Finance Minister Ken Ofori-Atta, last year, announced a debt exchange programme in the 2023 budget.
The debt operation is part of a comprehensive set of measures for reducing the present value of public debt to Gross Domestic Product (GDP) ratio to, at least, 55 per cent in the medium term by offering an effective cap on interest payments on public debt.
Sources indicate that except for Treasury Bills (T-bills), all locally issued bonds and notes of the government will be eligible in the domestic debt exchange
However, the Minister on Sunday, December 4, 2022, said there will be no “haircut” on the principal of bonds and that individuals with government bonds will have their full investments on maturity.
“Treasury Bills are completely exempted, and all holders will be paid the full value of their investments on maturity. There will be no haircut on the principal of bonds. Individual holders of bonds will not be affected,” he said.
He also argued that the domestic debt exchange programme will be a necessary tool to recalibrate the prevailing interest rate regime and return the country’s debt situation to more sustainable levels.
He called on domestic debt holders to voluntarily exchange approximately GH¢ 137billion of the domestic notes and bonds including E.S.L.A. and Daakye bonds for a package of new bonds to be issued by the Treasury.

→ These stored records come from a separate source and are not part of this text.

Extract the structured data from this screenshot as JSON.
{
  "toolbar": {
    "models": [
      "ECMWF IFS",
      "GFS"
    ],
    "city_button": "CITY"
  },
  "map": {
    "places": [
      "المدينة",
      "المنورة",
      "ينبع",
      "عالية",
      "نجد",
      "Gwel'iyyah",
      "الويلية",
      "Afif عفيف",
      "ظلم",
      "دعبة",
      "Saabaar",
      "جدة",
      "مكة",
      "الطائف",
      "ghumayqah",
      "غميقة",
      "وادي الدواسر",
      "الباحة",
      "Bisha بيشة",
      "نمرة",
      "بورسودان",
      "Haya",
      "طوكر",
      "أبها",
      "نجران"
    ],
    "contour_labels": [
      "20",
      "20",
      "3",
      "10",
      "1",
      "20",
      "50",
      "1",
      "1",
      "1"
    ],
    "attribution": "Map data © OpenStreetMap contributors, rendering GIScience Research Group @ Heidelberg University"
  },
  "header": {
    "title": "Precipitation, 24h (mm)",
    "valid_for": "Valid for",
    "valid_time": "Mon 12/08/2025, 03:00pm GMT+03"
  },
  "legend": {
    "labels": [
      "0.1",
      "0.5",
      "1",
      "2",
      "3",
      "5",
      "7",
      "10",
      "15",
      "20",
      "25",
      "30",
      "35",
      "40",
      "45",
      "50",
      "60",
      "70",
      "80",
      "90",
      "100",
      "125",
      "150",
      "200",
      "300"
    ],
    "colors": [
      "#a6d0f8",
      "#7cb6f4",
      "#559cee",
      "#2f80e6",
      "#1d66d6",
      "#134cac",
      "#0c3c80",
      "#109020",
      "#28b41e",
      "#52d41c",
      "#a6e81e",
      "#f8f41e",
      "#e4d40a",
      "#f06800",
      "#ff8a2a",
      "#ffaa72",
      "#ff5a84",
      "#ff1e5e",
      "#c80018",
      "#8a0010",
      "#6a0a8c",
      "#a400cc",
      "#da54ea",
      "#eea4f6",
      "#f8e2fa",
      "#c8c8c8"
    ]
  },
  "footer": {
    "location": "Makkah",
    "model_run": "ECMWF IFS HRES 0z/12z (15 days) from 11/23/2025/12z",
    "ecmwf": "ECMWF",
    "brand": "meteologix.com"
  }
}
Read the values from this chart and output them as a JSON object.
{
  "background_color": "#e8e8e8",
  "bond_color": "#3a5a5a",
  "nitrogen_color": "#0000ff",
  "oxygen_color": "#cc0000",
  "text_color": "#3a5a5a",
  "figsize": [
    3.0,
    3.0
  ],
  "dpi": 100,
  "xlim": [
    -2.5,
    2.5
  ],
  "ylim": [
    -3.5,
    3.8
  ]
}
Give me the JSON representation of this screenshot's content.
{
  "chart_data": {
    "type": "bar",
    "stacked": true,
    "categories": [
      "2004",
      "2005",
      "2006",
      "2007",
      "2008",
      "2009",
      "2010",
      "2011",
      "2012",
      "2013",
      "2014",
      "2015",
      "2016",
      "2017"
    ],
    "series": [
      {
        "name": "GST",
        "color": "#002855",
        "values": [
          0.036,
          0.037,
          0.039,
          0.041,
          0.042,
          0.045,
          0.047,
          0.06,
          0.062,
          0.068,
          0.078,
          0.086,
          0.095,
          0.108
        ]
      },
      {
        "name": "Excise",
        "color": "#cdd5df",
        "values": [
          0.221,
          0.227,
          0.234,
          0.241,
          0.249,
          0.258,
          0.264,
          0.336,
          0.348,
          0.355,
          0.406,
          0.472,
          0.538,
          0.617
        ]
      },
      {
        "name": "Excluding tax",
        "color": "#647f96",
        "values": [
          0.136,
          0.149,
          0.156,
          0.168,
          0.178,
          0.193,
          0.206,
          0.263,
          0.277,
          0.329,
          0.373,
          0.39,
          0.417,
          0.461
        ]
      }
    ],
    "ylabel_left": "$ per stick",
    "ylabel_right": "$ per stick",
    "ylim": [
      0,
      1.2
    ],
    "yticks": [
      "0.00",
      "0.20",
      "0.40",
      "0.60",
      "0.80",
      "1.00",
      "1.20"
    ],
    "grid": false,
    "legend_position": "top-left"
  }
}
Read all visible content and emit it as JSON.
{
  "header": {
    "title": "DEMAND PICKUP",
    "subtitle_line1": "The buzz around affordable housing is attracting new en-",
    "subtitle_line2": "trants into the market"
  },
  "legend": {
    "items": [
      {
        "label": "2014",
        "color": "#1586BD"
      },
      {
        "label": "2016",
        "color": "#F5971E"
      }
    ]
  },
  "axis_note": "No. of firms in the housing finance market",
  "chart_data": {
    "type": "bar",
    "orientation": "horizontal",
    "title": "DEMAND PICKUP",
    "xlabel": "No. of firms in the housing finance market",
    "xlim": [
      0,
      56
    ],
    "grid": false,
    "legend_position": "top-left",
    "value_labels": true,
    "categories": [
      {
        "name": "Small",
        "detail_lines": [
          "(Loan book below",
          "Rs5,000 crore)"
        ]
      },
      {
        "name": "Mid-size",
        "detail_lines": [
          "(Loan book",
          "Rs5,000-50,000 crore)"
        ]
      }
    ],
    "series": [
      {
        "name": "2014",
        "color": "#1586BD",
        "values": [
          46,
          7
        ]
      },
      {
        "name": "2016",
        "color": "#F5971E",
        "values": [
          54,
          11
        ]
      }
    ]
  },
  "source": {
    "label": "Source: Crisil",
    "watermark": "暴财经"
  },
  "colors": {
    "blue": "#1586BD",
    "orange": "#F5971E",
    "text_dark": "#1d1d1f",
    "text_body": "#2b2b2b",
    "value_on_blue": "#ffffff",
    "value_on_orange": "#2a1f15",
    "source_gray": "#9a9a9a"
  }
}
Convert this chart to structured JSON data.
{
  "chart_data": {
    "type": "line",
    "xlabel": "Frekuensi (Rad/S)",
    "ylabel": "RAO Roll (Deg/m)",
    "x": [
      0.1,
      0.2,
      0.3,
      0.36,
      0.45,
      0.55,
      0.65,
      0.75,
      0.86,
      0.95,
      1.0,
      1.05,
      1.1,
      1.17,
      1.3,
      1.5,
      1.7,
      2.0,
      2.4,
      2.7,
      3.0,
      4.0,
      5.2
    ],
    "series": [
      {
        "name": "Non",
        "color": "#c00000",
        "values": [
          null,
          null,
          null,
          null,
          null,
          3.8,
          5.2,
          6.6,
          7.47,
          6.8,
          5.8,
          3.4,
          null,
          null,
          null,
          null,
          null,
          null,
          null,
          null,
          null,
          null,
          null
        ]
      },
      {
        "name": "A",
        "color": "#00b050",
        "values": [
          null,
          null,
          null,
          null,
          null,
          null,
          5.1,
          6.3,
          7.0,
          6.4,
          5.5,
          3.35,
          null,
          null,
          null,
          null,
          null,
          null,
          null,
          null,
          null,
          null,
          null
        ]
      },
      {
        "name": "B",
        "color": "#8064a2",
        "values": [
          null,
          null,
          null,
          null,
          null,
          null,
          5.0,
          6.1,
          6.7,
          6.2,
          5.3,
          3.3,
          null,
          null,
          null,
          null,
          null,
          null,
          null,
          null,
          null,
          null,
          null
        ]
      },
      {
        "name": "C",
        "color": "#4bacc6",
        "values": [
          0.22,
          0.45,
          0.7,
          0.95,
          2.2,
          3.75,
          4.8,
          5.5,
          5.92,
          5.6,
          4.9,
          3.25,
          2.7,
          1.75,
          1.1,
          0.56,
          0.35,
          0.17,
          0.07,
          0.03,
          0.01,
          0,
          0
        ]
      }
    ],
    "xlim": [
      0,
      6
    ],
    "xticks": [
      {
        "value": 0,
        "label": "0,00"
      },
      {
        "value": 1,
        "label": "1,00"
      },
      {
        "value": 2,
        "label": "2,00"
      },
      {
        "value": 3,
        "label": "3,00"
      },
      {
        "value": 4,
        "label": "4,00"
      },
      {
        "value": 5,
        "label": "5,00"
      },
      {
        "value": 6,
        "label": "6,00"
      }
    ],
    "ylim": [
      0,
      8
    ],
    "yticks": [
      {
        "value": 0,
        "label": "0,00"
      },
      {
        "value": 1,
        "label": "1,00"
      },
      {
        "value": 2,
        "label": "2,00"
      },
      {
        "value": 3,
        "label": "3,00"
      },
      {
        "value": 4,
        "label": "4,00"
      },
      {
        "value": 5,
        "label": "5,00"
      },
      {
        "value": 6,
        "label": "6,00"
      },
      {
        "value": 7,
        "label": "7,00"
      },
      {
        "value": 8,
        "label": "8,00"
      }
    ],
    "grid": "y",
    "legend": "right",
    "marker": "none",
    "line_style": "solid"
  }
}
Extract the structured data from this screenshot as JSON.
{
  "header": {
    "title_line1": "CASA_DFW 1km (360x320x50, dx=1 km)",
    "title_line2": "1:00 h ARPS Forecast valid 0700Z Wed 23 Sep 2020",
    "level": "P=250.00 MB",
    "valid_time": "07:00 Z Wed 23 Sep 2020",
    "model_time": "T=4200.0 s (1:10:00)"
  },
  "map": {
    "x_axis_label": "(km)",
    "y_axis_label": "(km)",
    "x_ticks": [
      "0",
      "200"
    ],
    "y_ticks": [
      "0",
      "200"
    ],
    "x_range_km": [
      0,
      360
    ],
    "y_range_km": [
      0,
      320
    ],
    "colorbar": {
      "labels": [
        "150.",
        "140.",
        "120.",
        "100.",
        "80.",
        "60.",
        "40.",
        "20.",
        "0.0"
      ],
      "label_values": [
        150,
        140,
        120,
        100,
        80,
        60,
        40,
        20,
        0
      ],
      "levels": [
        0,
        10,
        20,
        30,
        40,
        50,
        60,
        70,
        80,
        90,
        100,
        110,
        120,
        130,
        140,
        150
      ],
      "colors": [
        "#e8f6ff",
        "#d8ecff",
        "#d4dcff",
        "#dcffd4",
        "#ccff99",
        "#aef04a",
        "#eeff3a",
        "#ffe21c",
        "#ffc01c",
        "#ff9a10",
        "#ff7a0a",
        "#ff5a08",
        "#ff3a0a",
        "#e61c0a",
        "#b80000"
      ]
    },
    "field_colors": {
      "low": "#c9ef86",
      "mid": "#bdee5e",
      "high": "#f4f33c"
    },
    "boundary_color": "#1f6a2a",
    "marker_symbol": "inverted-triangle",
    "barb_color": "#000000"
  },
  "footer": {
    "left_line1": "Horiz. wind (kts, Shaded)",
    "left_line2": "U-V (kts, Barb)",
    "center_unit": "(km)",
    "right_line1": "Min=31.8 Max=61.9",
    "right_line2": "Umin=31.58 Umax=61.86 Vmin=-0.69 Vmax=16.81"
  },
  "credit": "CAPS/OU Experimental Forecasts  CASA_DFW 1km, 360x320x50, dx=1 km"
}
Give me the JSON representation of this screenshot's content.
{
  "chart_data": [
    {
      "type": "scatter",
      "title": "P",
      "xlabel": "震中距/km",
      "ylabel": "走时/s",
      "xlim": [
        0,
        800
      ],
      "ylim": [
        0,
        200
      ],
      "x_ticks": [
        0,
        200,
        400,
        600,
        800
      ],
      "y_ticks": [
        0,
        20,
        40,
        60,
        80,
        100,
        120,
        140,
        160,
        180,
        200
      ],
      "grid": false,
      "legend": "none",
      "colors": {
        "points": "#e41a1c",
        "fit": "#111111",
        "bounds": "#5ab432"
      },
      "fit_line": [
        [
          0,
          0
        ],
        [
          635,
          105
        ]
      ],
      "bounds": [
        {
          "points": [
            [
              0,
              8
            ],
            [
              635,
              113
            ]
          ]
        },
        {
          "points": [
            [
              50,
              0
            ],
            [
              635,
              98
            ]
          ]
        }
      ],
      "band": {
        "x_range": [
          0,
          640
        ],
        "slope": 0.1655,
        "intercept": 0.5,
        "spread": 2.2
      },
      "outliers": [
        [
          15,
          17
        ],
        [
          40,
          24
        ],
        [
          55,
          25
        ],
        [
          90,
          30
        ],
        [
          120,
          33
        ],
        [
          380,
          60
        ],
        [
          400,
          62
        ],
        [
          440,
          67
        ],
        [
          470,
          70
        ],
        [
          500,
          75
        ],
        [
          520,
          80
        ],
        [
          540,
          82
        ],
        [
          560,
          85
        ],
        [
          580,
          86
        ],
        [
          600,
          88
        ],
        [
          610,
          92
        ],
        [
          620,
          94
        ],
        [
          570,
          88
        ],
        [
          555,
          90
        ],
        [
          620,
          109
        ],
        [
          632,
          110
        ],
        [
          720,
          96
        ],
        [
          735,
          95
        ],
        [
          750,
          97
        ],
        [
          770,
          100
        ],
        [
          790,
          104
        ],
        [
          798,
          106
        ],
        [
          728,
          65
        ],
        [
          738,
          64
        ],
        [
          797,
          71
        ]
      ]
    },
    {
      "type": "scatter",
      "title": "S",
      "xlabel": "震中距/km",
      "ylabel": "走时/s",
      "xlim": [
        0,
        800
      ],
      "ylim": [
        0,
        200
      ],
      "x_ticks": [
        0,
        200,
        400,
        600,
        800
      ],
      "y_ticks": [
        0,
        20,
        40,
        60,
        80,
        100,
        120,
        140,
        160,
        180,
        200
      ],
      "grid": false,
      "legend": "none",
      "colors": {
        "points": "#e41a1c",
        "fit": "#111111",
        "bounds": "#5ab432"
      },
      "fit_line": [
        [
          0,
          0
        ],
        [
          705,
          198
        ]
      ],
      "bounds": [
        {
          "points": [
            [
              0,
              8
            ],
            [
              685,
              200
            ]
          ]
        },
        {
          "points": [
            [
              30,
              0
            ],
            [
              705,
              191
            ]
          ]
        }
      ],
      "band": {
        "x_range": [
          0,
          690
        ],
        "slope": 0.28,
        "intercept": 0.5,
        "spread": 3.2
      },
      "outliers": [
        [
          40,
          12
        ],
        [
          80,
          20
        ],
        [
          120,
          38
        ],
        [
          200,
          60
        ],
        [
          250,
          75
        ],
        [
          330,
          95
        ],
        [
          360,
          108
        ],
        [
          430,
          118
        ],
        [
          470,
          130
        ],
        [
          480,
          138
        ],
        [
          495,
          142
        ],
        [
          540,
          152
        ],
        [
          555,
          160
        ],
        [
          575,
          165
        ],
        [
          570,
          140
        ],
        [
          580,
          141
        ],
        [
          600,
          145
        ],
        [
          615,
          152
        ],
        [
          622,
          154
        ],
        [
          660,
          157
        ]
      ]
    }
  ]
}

Reacting to all these measures outlined by the Finance Minister, Professor Godfred A. Bokpin believes the government’s decisions on its debt restructuring will become futile if the authorities don’t actively engage the public and stakeholders in the financial sector to cooperate and restore the economy.
To him, the government is not doing the right thing to improve the financial strength of the economy and cited one of the challenges is that the bond market has collapsed.
“As we speak right now, bonds are not trading. The bond market has practically collapsed”, he maintained and feared some workers may lose their jobs very soon.
“In fact, I am expecting that some financial institutions by now would have started laying off workers because the asset management sub-sector of the economy has practically come to a halt. Brokers are not doing anything now, so they are payroll probably taking salary; there’s no work for them to do because bond trading has practically come to a zero.”
“How do we rebuild from here?”, he queried.
He appealed to government not to take unilateral decisions on the debt exchange programme.
“…we are saying that whilst government wants to repair its balance sheet. We must do it in such a way that we are able to present the balance sheet of the private sector and households so that, at the end of the day, we are able to come out of this together in a more inclusive and build resilient economic growth.”
“Come to the table! Ghana Government, come to the table!! This economy, if it goes well, it’s for all of us,” he emphasized
Prof. Bokpin made these submissions in an interview with host Nana Yaw Kesseh on Peace FM’s “Kokrokoo” morning show.